Thursday, November 27, 2008

Kara Walker

I am drawn to Kara Walker's work because of her ability to draw life size silhouettes with a knife and her use of the overhead projectors in her work. Walker is best known for her black paper silhouettes whose subject matter shows a complicated mixture of race, sex, and African slave history. Her provocative paper cutout images show an antique quality that reflects the plantation era of the south. Walker claims she found fuel for her subject matter from movies like “Gone with the Wind” and old historical novels about the south that both glorify and distort interracial sexual relationships.

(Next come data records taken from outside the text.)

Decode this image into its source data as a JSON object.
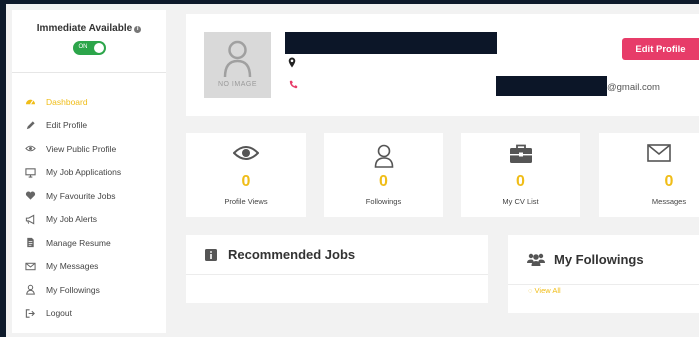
{
  "sidebar": {
    "availability": {
      "title": "Immediate Available",
      "toggle_label": "ON"
    },
    "items": [
      {
        "label": "Dashboard",
        "icon": "dashboard-icon",
        "active": true
      },
      {
        "label": "Edit Profile",
        "icon": "pencil-icon"
      },
      {
        "label": "View Public Profile",
        "icon": "eye-icon"
      },
      {
        "label": "My Job Applications",
        "icon": "monitor-icon"
      },
      {
        "label": "My Favourite Jobs",
        "icon": "heart-icon"
      },
      {
        "label": "My Job Alerts",
        "icon": "megaphone-icon"
      },
      {
        "label": "Manage Resume",
        "icon": "file-icon"
      },
      {
        "label": "My Messages",
        "icon": "envelope-icon"
      },
      {
        "label": "My Followings",
        "icon": "user-icon"
      },
      {
        "label": "Logout",
        "icon": "logout-icon"
      }
    ]
  },
  "profile": {
    "no_image_text": "NO IMAGE",
    "email_suffix": "@gmail.com",
    "edit_button": "Edit Profile"
  },
  "stats": [
    {
      "value": "0",
      "label": "Profile Views",
      "icon": "eye-icon"
    },
    {
      "value": "0",
      "label": "Followings",
      "icon": "user-icon"
    },
    {
      "value": "0",
      "label": "My CV List",
      "icon": "briefcase-icon"
    },
    {
      "value": "0",
      "label": "Messages",
      "icon": "envelope-icon"
    }
  ],
  "panels": {
    "recommended": {
      "title": "Recommended Jobs"
    },
    "followings": {
      "title": "My Followings",
      "view_all": "View All"
    }
  },
  "colors": {
    "accent": "#f0bd18",
    "edit_button": "#e73c69",
    "toggle": "#2ca54a",
    "background": "#f2f2f2"
  }
}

In Walker's piece “Darkytown Rebellion” (2000), she creates a theatrical space in her show by using overhead projectors to throw color and light onto the ceiling, walls, and the floor around her life sized black silhouettes. She makes the audience participate in this piece by setting up ceiling projectors that cast the viewer's shadow onto the walls along side her silhouetted cutouts. The visual outcome becomes a mixture of historical prospective with the live silhouettes interacting with each other. I admire Walker's ability to make the public activate themselves with her pieces and thus helping to trigger their thoughts about the message content of the images.

Walker has exhibited her work at the Museum of Modern Art, the San Francisco Museum of Modern Art, the Solomon R. Guggenheim Museum, and the Whitney Museum of American Art. She has received many fellowships and awards for her work and currently teaches at Columbia University in NYC.

“There’s a sweet violence in the act of cutting, of accepting and rejecting cultural stereotypes.” -Kara Walker

"Overhead projectors are a didactic tool, they’re a schoolroom tool. So they’re about conveying facts. The work that I do is about projecting fictions into those facts." -Kara Walker

"...I wanted to activate the space in a way and have these overhead projectors serve as a kind of stand-in for the viewer, as observers." -Kara Walker

“There’s an understanding within America about where that resolution is, you know, what that means to have a "Color Purple" scenario where things resolve in a way and a female heroine actualizes through a process of self-discovery and historical discovery and comes out from under her oppressors and maybe doesn’t become a hero, but is a hero for herself.”